Working class whites are more supportive of government guaranteeing jobs and income and, in general, of equalitarian values than other whites. They are not, however, more supportive of government spending on services in general, probably because it is hard to tell what target groups would benefit from this spending.
One way of interpreting these results is to say that self-identified working class whites should be receptive to populist arguments for a more active federal government. But, that support is conditioned on government activity being aimed at improving the wages and employment opportunities available to white working class people.
Racial Attitudes: Does race matter? There has always been a racial subtext to the white working class. In the South, Jim Crow kept black labor from competing with white labor. Nationally, some organized labor unions were slow to integrate. And, tensions over integration have always been most pronounced in working class white neighborhoods, which most often bore the disruption from integration.
The working class whites support for greater economic equality does not translate into support for race-based policies. In Figure 6, we display averages on the ANES Aid to Black Scale by year for working class whites and for working class southern whites. As the figure illustrates, support for aid to blacks as decreased over time and southern whites are typically less supportive than whites generally.
These results are reflected in statistical models. After we engage statistical controls, working class whites are still less supportive of aid to blacks. This primarily reflects differences between working class southern whites and all other whites more generally. Support for aid to blacks over time has decreased among white respondents regardless of region or class, but it is always more pronounced among working class whites in Dixie.
SO WHAT?Our initial look into the political world of working class whites afforded few surprises. We see a political world of the white working class that is less efficacious, less trusting, and finds government less responsive. This world is open to government action on jobs, but not on programmatic poverty spending. It is a world that is skeptical about aid to minorities, especially among southern working class whites.
The political world of the working class white looks very much like it did in the hey-day of the working class's political power between the 1930s and the 1960s. Government is an acceptable actor to intervene in the economy if it does so to create employment. But, when government acts to assist through programs or other policies that do not promote employment or wages, the working class reacts with skepticism. And, it is skeptical of assistance to blacks, especially the southern white working class.
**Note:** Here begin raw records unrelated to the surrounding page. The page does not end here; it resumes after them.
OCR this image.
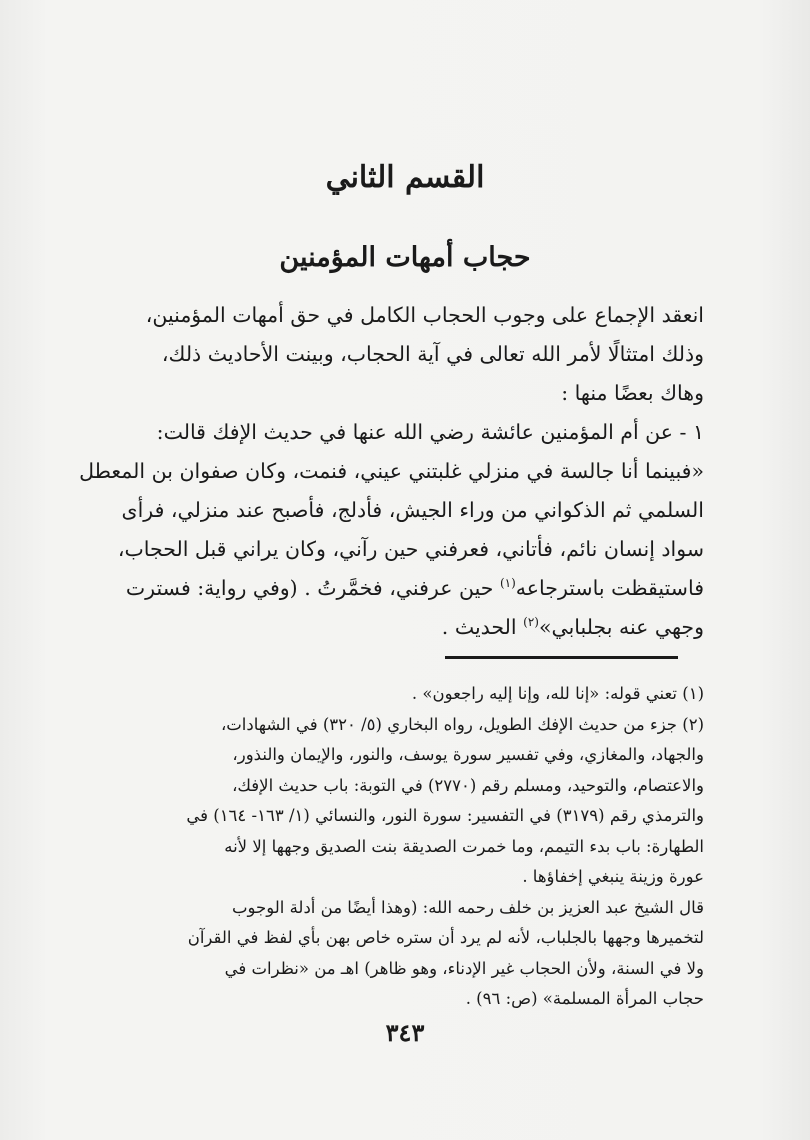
القسم الثاني
حجاب أمهات المؤمنين
انعقد الإجماع على وجوب الحجاب الكامل في حق أمهات المؤمنين،
وذلك امتثالًا لأمر الله تعالى في آية الحجاب، وبينت الأحاديث ذلك،
وهاك بعضًا منها :
١ - عن أم المؤمنين عائشة رضي الله عنها في حديث الإفك قالت:
«فبينما أنا جالسة في منزلي غلبتني عيني، فنمت، وكان صفوان بن المعطل
السلمي ثم الذكواني من وراء الجيش، فأدلج، فأصبح عند منزلي، فرأى
سواد إنسان نائم، فأتاني، فعرفني حين رآني، وكان يراني قبل الحجاب،
فاستيقظت باسترجاعه$^{(١)}$ حين عرفني، فخمَّرتُ . (وفي رواية: فسترت
وجهي عنه بجلبابي»$^{(٢)}$ الحديث .
(١) تعني قوله: «إنا لله، وإنا إليه راجعون» .
(٢) جزء من حديث الإفك الطويل، رواه البخاري (٥/ ٣٢٠) في الشهادات،
والجهاد، والمغازي، وفي تفسير سورة يوسف، والنور، والإيمان والنذور،
والاعتصام، والتوحيد، ومسلم رقم (٢٧٧٠) في التوبة: باب حديث الإفك،
والترمذي رقم (٣١٧٩) في التفسير: سورة النور، والنسائي (١/ ١٦٣- ١٦٤) في
الطهارة: باب بدء التيمم، وما خمرت الصديقة بنت الصديق وجهها إلا لأنه
عورة وزينة ينبغي إخفاؤها .
قال الشيخ عبد العزيز بن خلف رحمه الله: (وهذا أيضًا من أدلة الوجوب
لتخميرها وجهها بالجلباب، لأنه لم يرد أن ستره خاص بهن بأي لفظ في القرآن
ولا في السنة، ولأن الحجاب غير الإدناء، وهو ظاهر) اهـ من «نظرات في
حجاب المرأة المسلمة» (ص: ٩٦) .
٣٤٣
These are not surprising findings. But, these results describe a political world where the white working class is increasingly hunkered down. They confront a political environment where they are divided from other whites based on education, economics, and expectations. And, they are divided from working people of color by both different political worldviews but also skepticism regarding how government engages race policies. And, they have become smaller as a political force and have less economic clout and security in this era than at any time in the last 80 years.